Robotic Deployment Issues

Deployment of complete health robotics systems requires practical issues of reliable, safe and continuous operation in human environments. The systems must be private and secure, and interoperable with other systems in the home. To move from incremental progress to system level implications, the medical field and heath robotics needs new principled measurement tools and methods for efficient demonstration, evaluation and certification.

The challenge of system evaluation is compounded by the nature of the problem: evaluating human function and behavior as part of the system itself. Quantitative characterization of pathology is an existing problem in medicine; robotics has the potential to contribute to solving this problem by enabling methods for the analysis and collection of quantitative data about human function and behavior. Some health care delivery is inherently qualitative in nature, motivation, having to do with therapy social interaction at the same time; while such methods are standard in the social sciences, they are not recognized or accepted by the medical community. Because medical and health robotics must work with both trained specialists and lay users, it is necessary to gain acceptance from both communities.

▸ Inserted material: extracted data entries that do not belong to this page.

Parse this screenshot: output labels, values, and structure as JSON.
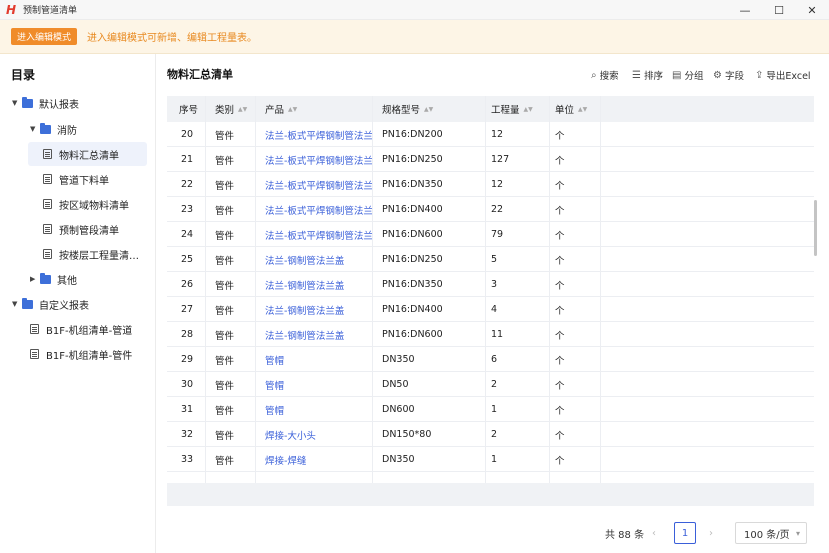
{
  "window": {
    "title": "预制管道清单",
    "logo": "H"
  },
  "banner": {
    "button_label": "进入编辑模式",
    "message": "进入编辑模式可新增、编辑工程量表。"
  },
  "sidebar": {
    "title": "目录",
    "items": [
      {
        "label": "默认报表",
        "type": "folder",
        "expanded": true
      },
      {
        "label": "消防",
        "type": "folder",
        "expanded": true
      },
      {
        "label": "物料汇总清单",
        "type": "doc",
        "active": true
      },
      {
        "label": "管道下料单",
        "type": "doc"
      },
      {
        "label": "按区域物料清单",
        "type": "doc"
      },
      {
        "label": "预制管段清单",
        "type": "doc"
      },
      {
        "label": "按楼层工程量清…",
        "type": "doc"
      },
      {
        "label": "其他",
        "type": "folder",
        "expanded": false
      },
      {
        "label": "自定义报表",
        "type": "folder",
        "expanded": true
      },
      {
        "label": "B1F-机组清单-管道",
        "type": "doc"
      },
      {
        "label": "B1F-机组清单-管件",
        "type": "doc"
      }
    ]
  },
  "main": {
    "title": "物料汇总清单",
    "toolbar": {
      "search": "搜索",
      "sort": "排序",
      "group": "分组",
      "fields": "字段",
      "export": "导出Excel"
    },
    "columns": [
      "序号",
      "类别",
      "产品",
      "规格型号",
      "工程量",
      "单位"
    ],
    "rows": [
      [
        "20",
        "管件",
        "法兰-板式平焊钢制管法兰",
        "PN16:DN200",
        "12",
        "个"
      ],
      [
        "21",
        "管件",
        "法兰-板式平焊钢制管法兰",
        "PN16:DN250",
        "127",
        "个"
      ],
      [
        "22",
        "管件",
        "法兰-板式平焊钢制管法兰",
        "PN16:DN350",
        "12",
        "个"
      ],
      [
        "23",
        "管件",
        "法兰-板式平焊钢制管法兰",
        "PN16:DN400",
        "22",
        "个"
      ],
      [
        "24",
        "管件",
        "法兰-板式平焊钢制管法兰",
        "PN16:DN600",
        "79",
        "个"
      ],
      [
        "25",
        "管件",
        "法兰-钢制管法兰盖",
        "PN16:DN250",
        "5",
        "个"
      ],
      [
        "26",
        "管件",
        "法兰-钢制管法兰盖",
        "PN16:DN350",
        "3",
        "个"
      ],
      [
        "27",
        "管件",
        "法兰-钢制管法兰盖",
        "PN16:DN400",
        "4",
        "个"
      ],
      [
        "28",
        "管件",
        "法兰-钢制管法兰盖",
        "PN16:DN600",
        "11",
        "个"
      ],
      [
        "29",
        "管件",
        "管帽",
        "DN350",
        "6",
        "个"
      ],
      [
        "30",
        "管件",
        "管帽",
        "DN50",
        "2",
        "个"
      ],
      [
        "31",
        "管件",
        "管帽",
        "DN600",
        "1",
        "个"
      ],
      [
        "32",
        "管件",
        "焊接-大小头",
        "DN150*80",
        "2",
        "个"
      ],
      [
        "33",
        "管件",
        "焊接-焊缝",
        "DN350",
        "1",
        "个"
      ]
    ],
    "pagination": {
      "total": "共 88 条",
      "current_page": "1",
      "page_size": "100 条/页"
    }
  },
  "colors": {
    "accent": "#3a5fd9",
    "banner_bg": "#fdf5e6",
    "edit_button": "#f08c2a"
  }
}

This necessities reproducibility of experiments, code reuse, standards, hardware platform re-use/sharing, sufficient data for claims of efficacy, clinical trial and moving robots from lab to real world. As systems become increasingly intelligent and autonomous, it is necessary to develop methods for measuring and evaluating adaptive technologies that change with the interaction with the user.

Affordability of robotic technology must be addressed at several different levels. The hospital pays a significant cost in terms of capital investment to acquire a robot, the maintenance costs are high, and the developing cost of robots is immense, given their complexity and stringent performance requirements foe medical applications. Policies are needed to address regulatory barriers, the licensure issue and state by state certification, rules for proctoring and teaching with robots, and reimbursement via insurance companies.